Our new requirements will ensure that optometrists and dispensing opticians can meld critical thinking, clinical reasoning and decision-making; are well-prepared to take responsibility for decisions and actions; engage in research-informed clinical practice, and respond effectively to changing patent and service-user needs in each of the four nations
4 What does the new ETR mean for the future of the pre-reg placement programme?
Under the new ETR, “optometry programmes will fully integrate practical and theoretical learning and experience, offering a single and direct route to registration with the GOC,” Morgan shared. As such, she expanded, “the pre-registration period in its current form will cease to exist.”

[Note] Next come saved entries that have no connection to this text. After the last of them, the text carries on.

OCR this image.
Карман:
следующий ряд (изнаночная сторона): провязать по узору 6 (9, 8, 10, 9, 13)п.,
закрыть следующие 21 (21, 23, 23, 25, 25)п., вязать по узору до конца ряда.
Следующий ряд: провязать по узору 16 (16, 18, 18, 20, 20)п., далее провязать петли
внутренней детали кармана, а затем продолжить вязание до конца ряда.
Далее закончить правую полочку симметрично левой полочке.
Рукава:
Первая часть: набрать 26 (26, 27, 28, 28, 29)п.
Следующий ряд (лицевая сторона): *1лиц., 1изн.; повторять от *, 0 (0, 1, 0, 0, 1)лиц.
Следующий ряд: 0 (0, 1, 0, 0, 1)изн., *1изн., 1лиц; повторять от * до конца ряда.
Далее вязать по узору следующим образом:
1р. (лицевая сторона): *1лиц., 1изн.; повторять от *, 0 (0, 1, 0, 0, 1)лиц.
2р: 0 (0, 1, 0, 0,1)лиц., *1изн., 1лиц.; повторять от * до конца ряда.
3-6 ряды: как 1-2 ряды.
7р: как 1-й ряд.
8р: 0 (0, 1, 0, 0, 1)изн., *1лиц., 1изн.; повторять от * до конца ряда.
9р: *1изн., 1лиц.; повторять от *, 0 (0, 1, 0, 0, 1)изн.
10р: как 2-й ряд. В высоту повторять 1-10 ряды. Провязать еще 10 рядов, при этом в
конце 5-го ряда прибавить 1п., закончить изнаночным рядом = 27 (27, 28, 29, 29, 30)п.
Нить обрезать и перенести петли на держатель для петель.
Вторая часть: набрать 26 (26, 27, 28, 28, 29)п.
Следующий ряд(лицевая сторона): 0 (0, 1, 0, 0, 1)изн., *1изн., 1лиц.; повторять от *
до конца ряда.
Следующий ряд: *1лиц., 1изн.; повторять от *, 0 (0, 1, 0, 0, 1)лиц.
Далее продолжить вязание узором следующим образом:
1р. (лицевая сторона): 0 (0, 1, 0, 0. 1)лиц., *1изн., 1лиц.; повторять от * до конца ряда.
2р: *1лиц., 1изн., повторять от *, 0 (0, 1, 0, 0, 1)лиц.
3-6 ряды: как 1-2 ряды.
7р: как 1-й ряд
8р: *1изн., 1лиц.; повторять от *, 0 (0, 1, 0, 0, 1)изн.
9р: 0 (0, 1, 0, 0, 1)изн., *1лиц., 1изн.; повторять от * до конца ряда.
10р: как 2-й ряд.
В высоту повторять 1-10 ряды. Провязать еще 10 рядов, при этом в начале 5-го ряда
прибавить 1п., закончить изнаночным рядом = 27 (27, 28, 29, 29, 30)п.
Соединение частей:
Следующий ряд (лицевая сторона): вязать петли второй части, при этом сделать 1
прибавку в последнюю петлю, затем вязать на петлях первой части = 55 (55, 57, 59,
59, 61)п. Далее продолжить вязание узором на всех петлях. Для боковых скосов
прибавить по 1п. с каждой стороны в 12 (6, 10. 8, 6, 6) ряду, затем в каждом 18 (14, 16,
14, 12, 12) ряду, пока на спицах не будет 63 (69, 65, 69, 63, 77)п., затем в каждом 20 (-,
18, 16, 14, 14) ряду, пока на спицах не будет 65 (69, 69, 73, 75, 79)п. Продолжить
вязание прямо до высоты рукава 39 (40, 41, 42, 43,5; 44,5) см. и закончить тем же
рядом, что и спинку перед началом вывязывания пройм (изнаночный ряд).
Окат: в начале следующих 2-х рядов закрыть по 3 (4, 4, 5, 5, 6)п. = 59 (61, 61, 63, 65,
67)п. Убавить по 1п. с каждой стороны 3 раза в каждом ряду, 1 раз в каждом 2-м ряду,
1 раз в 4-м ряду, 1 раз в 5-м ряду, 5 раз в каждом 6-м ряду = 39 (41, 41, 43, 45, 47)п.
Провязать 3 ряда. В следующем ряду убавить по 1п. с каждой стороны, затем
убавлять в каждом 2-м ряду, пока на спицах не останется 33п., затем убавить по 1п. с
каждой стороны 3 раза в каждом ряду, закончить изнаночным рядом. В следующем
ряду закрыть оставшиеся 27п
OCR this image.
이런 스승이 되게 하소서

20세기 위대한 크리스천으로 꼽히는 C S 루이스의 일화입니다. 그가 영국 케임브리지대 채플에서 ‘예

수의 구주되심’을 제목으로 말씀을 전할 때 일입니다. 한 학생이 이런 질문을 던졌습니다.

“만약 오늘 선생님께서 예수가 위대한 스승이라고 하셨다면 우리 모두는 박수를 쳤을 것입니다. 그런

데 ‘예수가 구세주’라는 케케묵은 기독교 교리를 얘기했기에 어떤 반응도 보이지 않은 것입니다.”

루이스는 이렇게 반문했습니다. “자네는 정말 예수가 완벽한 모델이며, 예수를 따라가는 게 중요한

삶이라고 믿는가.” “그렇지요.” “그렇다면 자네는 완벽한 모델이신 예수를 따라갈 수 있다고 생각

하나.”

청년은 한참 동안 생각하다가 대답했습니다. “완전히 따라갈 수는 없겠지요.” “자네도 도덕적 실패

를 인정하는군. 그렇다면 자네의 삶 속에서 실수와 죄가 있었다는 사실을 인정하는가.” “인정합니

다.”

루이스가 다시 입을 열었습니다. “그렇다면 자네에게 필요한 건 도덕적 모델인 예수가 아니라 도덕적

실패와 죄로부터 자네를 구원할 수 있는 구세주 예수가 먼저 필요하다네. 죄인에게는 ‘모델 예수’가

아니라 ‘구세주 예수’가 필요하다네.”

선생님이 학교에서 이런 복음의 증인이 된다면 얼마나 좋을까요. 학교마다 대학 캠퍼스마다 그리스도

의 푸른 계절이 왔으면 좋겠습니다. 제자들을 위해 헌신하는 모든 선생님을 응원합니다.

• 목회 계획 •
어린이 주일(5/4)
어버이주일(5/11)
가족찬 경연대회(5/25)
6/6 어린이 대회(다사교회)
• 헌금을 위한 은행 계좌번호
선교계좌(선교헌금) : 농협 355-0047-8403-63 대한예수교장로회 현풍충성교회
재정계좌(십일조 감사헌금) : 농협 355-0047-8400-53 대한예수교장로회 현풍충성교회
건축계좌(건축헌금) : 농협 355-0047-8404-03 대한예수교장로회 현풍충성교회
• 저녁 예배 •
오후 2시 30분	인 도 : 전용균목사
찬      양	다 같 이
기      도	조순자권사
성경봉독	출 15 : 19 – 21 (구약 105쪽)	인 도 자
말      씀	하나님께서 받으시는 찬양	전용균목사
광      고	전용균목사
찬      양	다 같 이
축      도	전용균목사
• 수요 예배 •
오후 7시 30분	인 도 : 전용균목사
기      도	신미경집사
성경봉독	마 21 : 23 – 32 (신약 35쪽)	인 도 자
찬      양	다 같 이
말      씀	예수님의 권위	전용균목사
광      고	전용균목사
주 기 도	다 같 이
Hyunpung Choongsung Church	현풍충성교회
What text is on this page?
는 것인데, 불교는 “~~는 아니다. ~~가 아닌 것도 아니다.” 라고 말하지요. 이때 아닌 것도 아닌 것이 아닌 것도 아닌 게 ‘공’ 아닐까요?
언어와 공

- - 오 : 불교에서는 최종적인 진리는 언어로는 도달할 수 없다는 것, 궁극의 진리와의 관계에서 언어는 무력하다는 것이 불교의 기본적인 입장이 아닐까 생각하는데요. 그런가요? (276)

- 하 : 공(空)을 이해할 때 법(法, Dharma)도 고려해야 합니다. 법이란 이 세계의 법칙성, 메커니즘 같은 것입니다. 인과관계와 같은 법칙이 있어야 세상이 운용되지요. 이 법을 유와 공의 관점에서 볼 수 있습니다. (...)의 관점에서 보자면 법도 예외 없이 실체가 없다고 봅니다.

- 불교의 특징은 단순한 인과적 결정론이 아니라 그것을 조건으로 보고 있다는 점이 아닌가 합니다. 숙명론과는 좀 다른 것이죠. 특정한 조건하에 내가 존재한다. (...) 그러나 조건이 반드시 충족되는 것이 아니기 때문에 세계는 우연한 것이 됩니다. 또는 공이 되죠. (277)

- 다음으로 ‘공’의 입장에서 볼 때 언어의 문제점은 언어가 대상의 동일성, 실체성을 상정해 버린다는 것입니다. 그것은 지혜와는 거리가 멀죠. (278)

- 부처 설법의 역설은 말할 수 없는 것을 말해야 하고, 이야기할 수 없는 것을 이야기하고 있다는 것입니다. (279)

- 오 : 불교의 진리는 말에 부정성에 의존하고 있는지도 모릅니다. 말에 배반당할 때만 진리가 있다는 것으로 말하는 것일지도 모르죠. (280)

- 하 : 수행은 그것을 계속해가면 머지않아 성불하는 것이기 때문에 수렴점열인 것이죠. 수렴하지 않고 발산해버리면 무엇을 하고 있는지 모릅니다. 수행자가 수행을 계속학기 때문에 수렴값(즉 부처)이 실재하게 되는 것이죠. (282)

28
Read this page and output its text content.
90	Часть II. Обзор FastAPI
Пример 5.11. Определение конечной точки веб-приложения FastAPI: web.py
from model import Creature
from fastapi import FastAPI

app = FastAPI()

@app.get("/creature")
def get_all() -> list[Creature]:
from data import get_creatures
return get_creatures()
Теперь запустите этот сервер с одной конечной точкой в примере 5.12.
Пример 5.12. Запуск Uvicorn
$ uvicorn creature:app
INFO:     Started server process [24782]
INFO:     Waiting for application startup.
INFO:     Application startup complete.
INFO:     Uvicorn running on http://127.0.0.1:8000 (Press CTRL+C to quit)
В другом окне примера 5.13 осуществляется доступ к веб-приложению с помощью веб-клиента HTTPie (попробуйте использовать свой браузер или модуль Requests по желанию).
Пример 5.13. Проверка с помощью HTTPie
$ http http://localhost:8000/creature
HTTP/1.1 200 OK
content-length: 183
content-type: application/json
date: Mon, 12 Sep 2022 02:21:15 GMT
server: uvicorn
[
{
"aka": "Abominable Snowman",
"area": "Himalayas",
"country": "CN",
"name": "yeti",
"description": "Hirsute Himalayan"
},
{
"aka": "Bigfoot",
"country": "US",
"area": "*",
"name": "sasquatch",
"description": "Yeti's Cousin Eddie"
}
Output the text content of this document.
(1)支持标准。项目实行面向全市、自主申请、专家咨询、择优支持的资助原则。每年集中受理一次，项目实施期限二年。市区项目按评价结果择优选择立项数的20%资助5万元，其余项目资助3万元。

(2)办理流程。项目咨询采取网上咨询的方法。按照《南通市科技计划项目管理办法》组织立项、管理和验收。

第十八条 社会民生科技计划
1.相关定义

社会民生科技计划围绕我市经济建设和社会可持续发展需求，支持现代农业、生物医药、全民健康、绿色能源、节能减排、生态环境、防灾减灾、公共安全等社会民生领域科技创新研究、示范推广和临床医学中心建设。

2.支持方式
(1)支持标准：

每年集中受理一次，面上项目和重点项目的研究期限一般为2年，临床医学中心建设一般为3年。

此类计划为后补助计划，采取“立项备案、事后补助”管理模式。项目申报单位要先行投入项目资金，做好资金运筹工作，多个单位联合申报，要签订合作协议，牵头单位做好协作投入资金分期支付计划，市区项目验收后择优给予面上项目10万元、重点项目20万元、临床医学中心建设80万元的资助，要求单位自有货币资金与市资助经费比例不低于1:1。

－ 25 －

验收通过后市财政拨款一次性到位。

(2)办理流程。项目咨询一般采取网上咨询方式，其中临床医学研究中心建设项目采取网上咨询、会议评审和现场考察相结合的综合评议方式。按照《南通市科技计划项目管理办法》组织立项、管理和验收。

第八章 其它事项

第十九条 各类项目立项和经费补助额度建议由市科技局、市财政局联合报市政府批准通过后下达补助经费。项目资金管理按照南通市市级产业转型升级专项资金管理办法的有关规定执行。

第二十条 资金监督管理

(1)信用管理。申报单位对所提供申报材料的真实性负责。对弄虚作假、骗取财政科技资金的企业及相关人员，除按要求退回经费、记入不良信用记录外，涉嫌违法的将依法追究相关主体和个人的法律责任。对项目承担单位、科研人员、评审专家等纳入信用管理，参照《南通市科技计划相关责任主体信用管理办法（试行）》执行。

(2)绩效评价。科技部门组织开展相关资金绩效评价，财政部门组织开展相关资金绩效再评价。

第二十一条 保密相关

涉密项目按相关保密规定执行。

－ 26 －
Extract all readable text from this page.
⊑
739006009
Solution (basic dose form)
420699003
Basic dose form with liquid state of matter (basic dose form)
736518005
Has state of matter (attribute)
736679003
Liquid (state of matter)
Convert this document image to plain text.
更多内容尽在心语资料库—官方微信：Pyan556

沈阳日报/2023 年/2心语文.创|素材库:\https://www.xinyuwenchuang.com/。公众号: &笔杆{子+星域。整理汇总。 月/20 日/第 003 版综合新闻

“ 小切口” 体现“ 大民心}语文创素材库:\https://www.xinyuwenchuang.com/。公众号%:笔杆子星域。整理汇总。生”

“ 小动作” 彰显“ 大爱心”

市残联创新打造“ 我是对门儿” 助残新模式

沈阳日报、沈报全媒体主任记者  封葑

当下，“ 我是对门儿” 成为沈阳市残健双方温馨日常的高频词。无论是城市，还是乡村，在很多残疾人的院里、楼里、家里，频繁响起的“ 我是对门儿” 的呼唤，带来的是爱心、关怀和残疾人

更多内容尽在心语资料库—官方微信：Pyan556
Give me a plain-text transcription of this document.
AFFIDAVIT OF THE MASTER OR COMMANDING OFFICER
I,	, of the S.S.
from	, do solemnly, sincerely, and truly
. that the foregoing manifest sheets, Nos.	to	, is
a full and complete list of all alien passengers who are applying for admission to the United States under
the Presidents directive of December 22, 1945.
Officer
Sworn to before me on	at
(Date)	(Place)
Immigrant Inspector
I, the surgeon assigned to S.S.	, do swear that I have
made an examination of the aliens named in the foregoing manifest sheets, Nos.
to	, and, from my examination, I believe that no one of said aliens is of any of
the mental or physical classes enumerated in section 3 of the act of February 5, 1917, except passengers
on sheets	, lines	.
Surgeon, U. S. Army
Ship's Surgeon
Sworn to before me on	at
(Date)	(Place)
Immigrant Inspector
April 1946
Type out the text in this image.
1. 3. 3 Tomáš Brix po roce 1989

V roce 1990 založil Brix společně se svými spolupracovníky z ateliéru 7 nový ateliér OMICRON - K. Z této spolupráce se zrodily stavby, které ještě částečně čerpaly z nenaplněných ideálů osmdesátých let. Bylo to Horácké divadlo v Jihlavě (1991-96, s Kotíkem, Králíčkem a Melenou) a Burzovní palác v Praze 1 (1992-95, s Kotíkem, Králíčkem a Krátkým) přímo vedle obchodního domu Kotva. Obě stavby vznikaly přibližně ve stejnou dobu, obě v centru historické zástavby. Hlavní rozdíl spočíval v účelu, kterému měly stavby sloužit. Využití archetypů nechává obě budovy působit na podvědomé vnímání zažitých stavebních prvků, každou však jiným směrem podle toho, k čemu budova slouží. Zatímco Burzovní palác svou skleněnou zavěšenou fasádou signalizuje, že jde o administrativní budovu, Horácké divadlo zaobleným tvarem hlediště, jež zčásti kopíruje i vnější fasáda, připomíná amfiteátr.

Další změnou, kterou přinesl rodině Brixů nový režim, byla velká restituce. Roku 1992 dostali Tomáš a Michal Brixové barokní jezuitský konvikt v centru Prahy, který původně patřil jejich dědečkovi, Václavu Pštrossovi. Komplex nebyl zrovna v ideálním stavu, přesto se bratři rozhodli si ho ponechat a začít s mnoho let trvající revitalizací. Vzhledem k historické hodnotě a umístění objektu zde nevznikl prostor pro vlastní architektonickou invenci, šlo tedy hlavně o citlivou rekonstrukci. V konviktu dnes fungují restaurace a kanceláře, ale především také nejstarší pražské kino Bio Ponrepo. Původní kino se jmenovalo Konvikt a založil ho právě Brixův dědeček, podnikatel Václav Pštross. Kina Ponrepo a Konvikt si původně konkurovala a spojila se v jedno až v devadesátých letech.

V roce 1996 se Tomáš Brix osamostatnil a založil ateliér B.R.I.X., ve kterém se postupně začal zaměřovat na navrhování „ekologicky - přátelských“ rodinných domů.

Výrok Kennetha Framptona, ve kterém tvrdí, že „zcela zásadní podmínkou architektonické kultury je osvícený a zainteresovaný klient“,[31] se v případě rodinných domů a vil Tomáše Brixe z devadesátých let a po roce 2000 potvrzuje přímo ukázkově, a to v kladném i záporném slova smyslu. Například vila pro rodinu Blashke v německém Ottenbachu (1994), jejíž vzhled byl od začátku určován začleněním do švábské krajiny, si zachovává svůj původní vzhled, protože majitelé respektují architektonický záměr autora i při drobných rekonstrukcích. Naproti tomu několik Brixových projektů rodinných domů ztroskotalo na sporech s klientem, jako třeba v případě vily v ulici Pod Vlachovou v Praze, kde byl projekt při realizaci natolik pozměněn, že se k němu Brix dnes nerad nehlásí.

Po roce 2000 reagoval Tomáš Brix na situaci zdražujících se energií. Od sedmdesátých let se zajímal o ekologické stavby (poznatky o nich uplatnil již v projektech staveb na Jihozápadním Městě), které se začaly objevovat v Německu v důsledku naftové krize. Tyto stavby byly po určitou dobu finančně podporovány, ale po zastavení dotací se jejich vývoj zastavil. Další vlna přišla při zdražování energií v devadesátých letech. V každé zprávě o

Under the new requirements, courses must provide experience of working with patients; inter-professional learning; and teamwork and preparation for entry into the workplace in a variety of settings. This includes in clinical practice, community, manufacturing, research, domiciliary and hospital. “This experience must increase in volume and complexity as a student progresses through a programme,” Morgan said.
Students must complete at least 1600 hours/48 weeks of patient-facing learning and experience for optometry and dispensing optics, with practical experience integrated into the course.
Some students have expressed concern for their future peers, questioning whether any grants or bursaries will be offered to students to offset the potential travel and placement costs. This concern extends to additional tuition fees and living costs for future students, as well as how this may negatively impact those from disadvantaged backgrounds and second time students, entering the profession.
Posing this to the GOC, the regulator said it has set up a Sector Strategic Implementation Steering Group (SSISG) in order to “discuss issues related to funding, supervision and workforce supply,” adding that the SSISG will consider a wide range of issues with stakeholder groups, and within the SSISG a range of working groups have been meeting to discuss issues including tuition fees and funding.